Introduce arbitrary code and data for your User Agent to execute and decode.

This can be something as simple as data alteration to mislead the target or disrupt his communications. However, if the attacker has some Sweet 0-Day Sploit, (or some old-and-busted 'sploit that works on the target's old-and-busted User Agent) they can MitM any HTTP session and use that sploit to do $SOMETHING_NEFARIOUS.

This isn't theoretical. The NSA slides spoke of active attacks against older versions of Firefox shipped in the Tor Browser Bundle. Similar attacks making use of WebRTC to leak data were proposed and fixed, posthaste.

An additional benefit of HTTPS is the reduction of metadata provided to passive attackers. (HTTPS sessions encrypt the names of the resources requested from the remote server.
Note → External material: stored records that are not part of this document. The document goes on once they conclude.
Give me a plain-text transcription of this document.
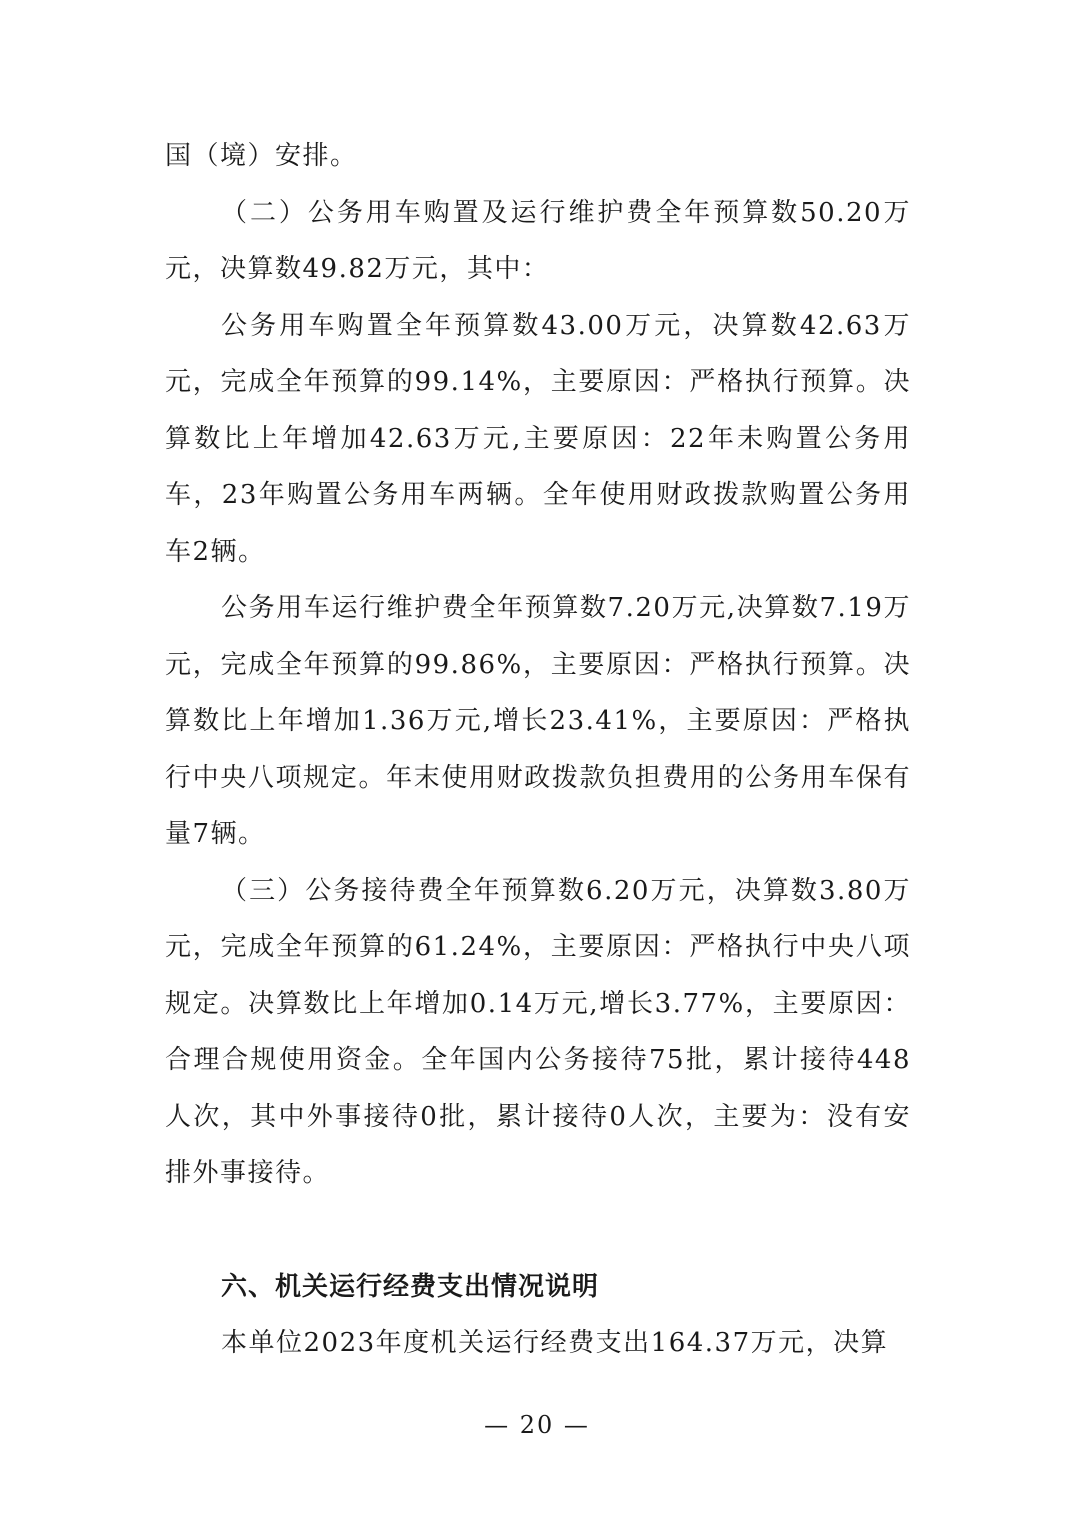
国（境）安排。

（二）公务用车购置及运行维护费全年预算数50.20万元，决算数49.82万元，其中：

公务用车购置全年预算数43.00万元，决算数42.63万元，完成全年预算的99.14%，主要原因：严格执行预算。决算数比上年增加42.63万元,主要原因：22年未购置公务用车，23年购置公务用车两辆。全年使用财政拨款购置公务用车2辆。

公务用车运行维护费全年预算数7.20万元,决算数7.19万元，完成全年预算的99.86%，主要原因：严格执行预算。决算数比上年增加1.36万元,增长23.41%，主要原因：严格执行中央八项规定。年末使用财政拨款负担费用的公务用车保有量7辆。

（三）公务接待费全年预算数6.20万元，决算数3.80万元，完成全年预算的61.24%，主要原因：严格执行中央八项规定。决算数比上年增加0.14万元,增长3.77%，主要原因：合理合规使用资金。全年国内公务接待75批，累计接待448人次，其中外事接待0批，累计接待0人次，主要为：没有安排外事接待。

六、机关运行经费支出情况说明

本单位2023年度机关运行经费支出164.37万元，决算

— 20 —
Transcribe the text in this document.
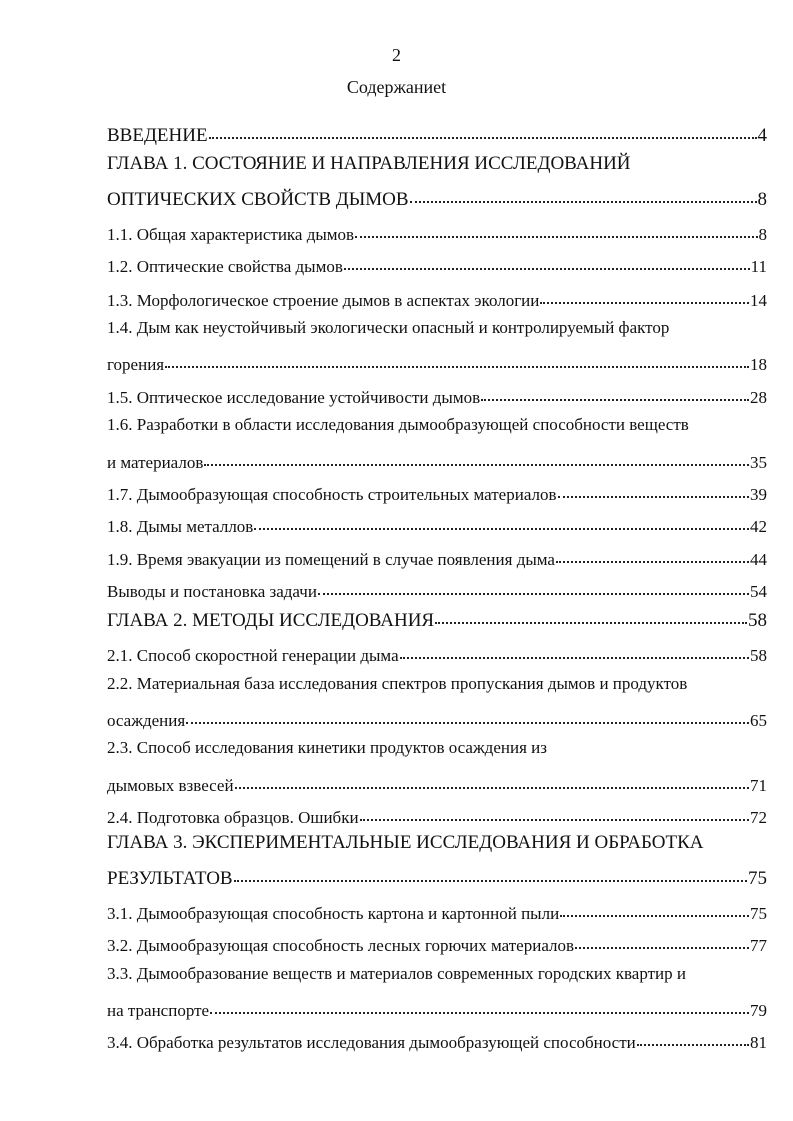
2
Содержаниеt
ВВЕДЕНИЕ	4
ГЛАВА 1. СОСТОЯНИЕ И НАПРАВЛЕНИЯ ИССЛЕДОВАНИЙ
ОПТИЧЕСКИХ СВОЙСТВ ДЫМОВ	8
1.1. Общая характеристика дымов	8
1.2. Оптические свойства дымов	11
1.3. Морфологическое строение дымов в аспектах экологии	14
1.4. Дым как неустойчивый экологически опасный и контролируемый фактор
горения	18
1.5. Оптическое исследование устойчивости дымов	28
1.6. Разработки в области исследования дымообразующей способности веществ
и материалов	35
1.7. Дымообразующая способность строительных материалов	39
1.8. Дымы металлов	42
1.9. Время эвакуации из помещений в случае появления дыма	44
Выводы и постановка задачи	54
ГЛАВА 2. МЕТОДЫ ИССЛЕДОВАНИЯ	58
2.1. Способ скоростной генерации дыма	58
2.2. Материальная база исследования спектров пропускания дымов и продуктов
осаждения	65
2.3. Способ исследования кинетики продуктов осаждения из
дымовых взвесей	71
2.4. Подготовка образцов. Ошибки	72
ГЛАВА 3. ЭКСПЕРИМЕНТАЛЬНЫЕ ИССЛЕДОВАНИЯ И ОБРАБОТКА
РЕЗУЛЬТАТОВ	75
3.1. Дымообразующая способность картона и картонной пыли	75
3.2. Дымообразующая способность лесных горючих материалов	77
3.3. Дымообразование веществ и материалов современных городских квартир и
на транспорте	79
3.4. Обработка результатов исследования дымообразующей способности	81
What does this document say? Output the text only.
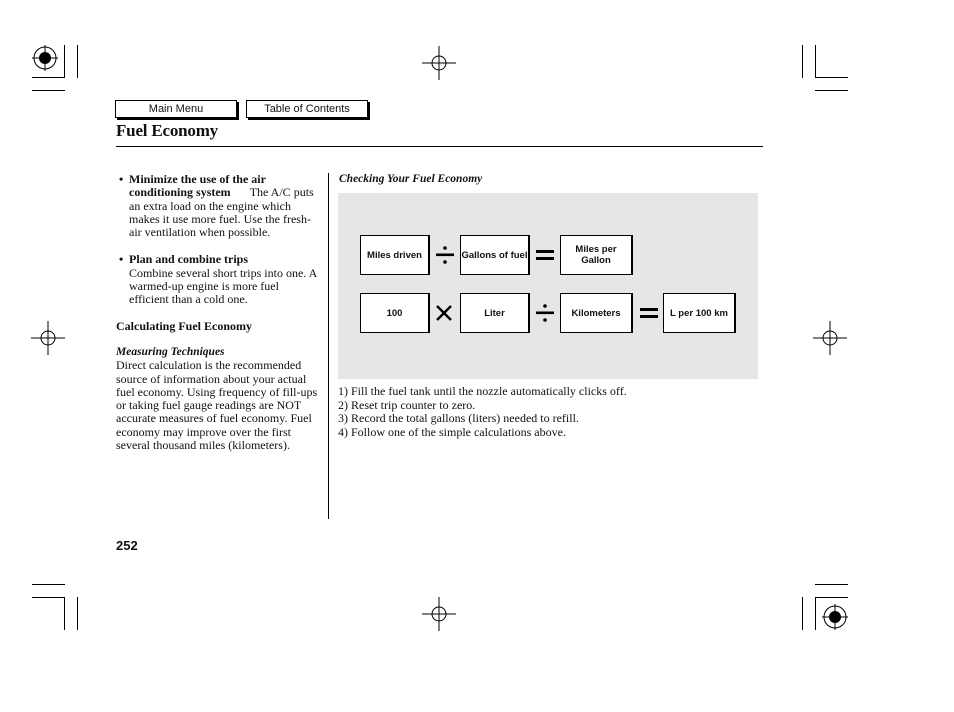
Main Menu	Table of Contents
Fuel Economy
• Minimize the use of the air
conditioning system The A/C puts an extra load on the engine which makes it use more fuel. Use the fresh-air ventilation when possible.
• Plan and combine trips
Combine several short trips into one. A warmed-up engine is more fuel efficient than a cold one.
Calculating Fuel Economy
Measuring Techniques
Direct calculation is the recommended source of information about your actual fuel economy. Using frequency of fill-ups or taking fuel gauge readings are NOT accurate measures of fuel economy. Fuel economy may improve over the first several thousand miles (kilometers).
Checking Your Fuel Economy
Miles driven	Gallons of fuel	Miles per Gallon
100	Liter	Kilometers	L per 100 km
1) Fill the fuel tank until the nozzle automatically clicks off.
2) Reset trip counter to zero.
3) Record the total gallons (liters) needed to refill.
4) Follow one of the simple calculations above.
252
There are still ways to get an idea of what's being requested, but all an adversary knows for sure is that you're talking HTTPS to a particular web server.)

Ignoring all the protections that HTTPS-by-default gets you and everyone else, bear in mind that most browsers will support http/2 only over TLS. So if you want the advantages that gets you (significant for a brochure type of website), you will need https anyway.

Do you mean cost of the overhead for the client or the cost for the server?

One way that it is advantageous for clients if they can afford it is that it stops e.g. isps from inserting ads into webpages, which is good.

If a client can't afford to use the https, they can opt out I would think?

I'm wondering about that too since I'm running some very low power web servers (ESP8266) and I don't know if HTTPS is even feasible on these devices. I hope HTTPS become the preferred default but is not made mandatory by browser vendors.